Thankfully, one of the lawyers involved in the tobacco settlement has his sights on big oil, and could very well be associated with the private firms Schwarzenegger has been talking to for his lawsuit. But the tobacco settlement was negotiated through state attorneys general and the US government, not just private law firms.
And here, just like with tobacco, states and/or the federal government (or even international governments) ought to get involved. This is a national (and global) public health issue, this is something that affects everyone, not just members of a specific legal class. This needs more than a class action suit, it needs governments, representing all of their people, to push back against these murderous companies.
New York Attorney General Schneiderman just announced a court win against the EPA, forcing them to implement follow the Clean Air Act which they have been ignoring. AG Schneiderman has been leading several efforts alongside other state attorneys general to hold Scott Pruitt’s Environmental “Protection” Agency accountable to their mandate of protecting the environment.

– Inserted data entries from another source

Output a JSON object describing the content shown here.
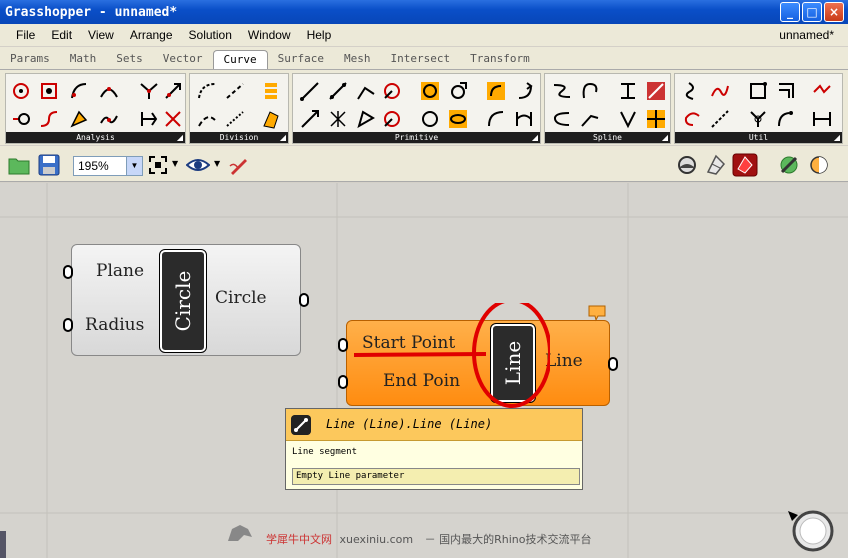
{
  "window": {
    "title": "Grasshopper - unnamed*",
    "doc_name": "unnamed*"
  },
  "menu": [
    "File",
    "Edit",
    "View",
    "Arrange",
    "Solution",
    "Window",
    "Help"
  ],
  "tabs": [
    "Params",
    "Math",
    "Sets",
    "Vector",
    "Curve",
    "Surface",
    "Mesh",
    "Intersect",
    "Transform"
  ],
  "active_tab": "Curve",
  "ribbon_groups": [
    "Analysis",
    "Division",
    "Primitive",
    "Spline",
    "Util"
  ],
  "zoom": {
    "value": "195%"
  },
  "circle_component": {
    "inputs": [
      "Plane",
      "Radius"
    ],
    "nickname": "Circle",
    "output": "Circle"
  },
  "line_component": {
    "inputs": [
      "Start Point",
      "End Poin"
    ],
    "nickname": "Line",
    "output": "Line"
  },
  "tooltip": {
    "title": "Line (Line).Line (Line)",
    "description": "Line segment",
    "status": "Empty Line parameter"
  },
  "watermark": {
    "site_cn": "学犀牛中文网",
    "site_en": "xuexiniu.com",
    "slogan": "－ 国内最大的Rhino技术交流平台"
  },
  "colors": {
    "component_orange": "#ff9a20",
    "tooltip_header": "#fcc85c",
    "annotation_red": "#e00000"
  }
}
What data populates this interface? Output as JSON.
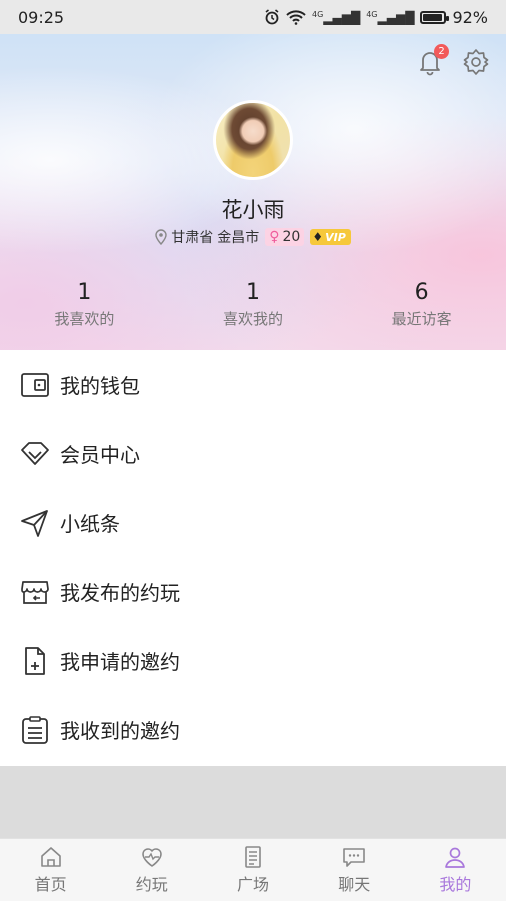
{
  "status_bar": {
    "time": "09:25",
    "network_1": "4G",
    "network_2": "4G",
    "battery": "92%",
    "battery_level": 0.92
  },
  "header": {
    "notification_count": "2",
    "user_name": "花小雨",
    "province": "甘肃省",
    "city": "金昌市",
    "gender_symbol": "♀",
    "age": "20",
    "vip_label": "VIP",
    "stats": [
      {
        "value": "1",
        "label": "我喜欢的"
      },
      {
        "value": "1",
        "label": "喜欢我的"
      },
      {
        "value": "6",
        "label": "最近访客"
      }
    ]
  },
  "menu": {
    "items": [
      {
        "label": "我的钱包",
        "icon": "wallet-icon"
      },
      {
        "label": "会员中心",
        "icon": "diamond-icon"
      },
      {
        "label": "小纸条",
        "icon": "send-icon"
      },
      {
        "label": "我发布的约玩",
        "icon": "store-icon"
      },
      {
        "label": "我申请的邀约",
        "icon": "file-add-icon"
      },
      {
        "label": "我收到的邀约",
        "icon": "clipboard-icon"
      }
    ]
  },
  "bottom_nav": {
    "items": [
      {
        "label": "首页",
        "icon": "home-icon",
        "active": false
      },
      {
        "label": "约玩",
        "icon": "heart-pulse-icon",
        "active": false
      },
      {
        "label": "广场",
        "icon": "document-stack-icon",
        "active": false
      },
      {
        "label": "聊天",
        "icon": "chat-icon",
        "active": false
      },
      {
        "label": "我的",
        "icon": "user-icon",
        "active": true
      }
    ],
    "active_color": "#a978dc",
    "inactive_color": "#777777"
  }
}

And Schwarzenegger’s successor as Governor of California, Jerry Brown, has been no stranger to environmental advocacy either. With the lack of American national leadership at international climate conferences, Jerry Brown has stepped in as the United States’ de facto representative at international climate forums. Since California’s clean air laws tend to lead the country and several other states automatically accept the California Clean Air Resources Board‘s regulations, often a change in California law is effectively the same as a change in federal law with respect to clean air regulations.
With their recent climate leadership, AG Schneiderman and Gov. Brown should join Schwarzenegger in his lawsuit. Other states should join in too, and national governments worldwide should pursue their own efforts to hold big oil accountable. Our governments need to step in and protect the rights of their people to life over the rights of polluting industry to make a little more profit.
If you think NY AG Schneiderman should direct his coalition of state attorneys general at this lawsuit, you can feel free to call his office at (800) 771-7755 then press 1, 3, 1 to leave a polite voicemail with his Environmental Protection Bureau. If you think CA Gov. Jerry Brown should get involved, you can call his comment line at (916) 445-2841 and press 1, 6 to speak politely to a representative. If you live in one of the other states from Schneiderman’s recent coalition that sued the EPA (CO, IL, IA, ME, MD, MA, MN, OR, PA, RI, VA, WA, DC), you can call your state Governor or AG as they have shown some interest in environmental issues and thus may already be amenable to this idea. If you live in any other state and still feel strongly about this, feel free to call your Governor too.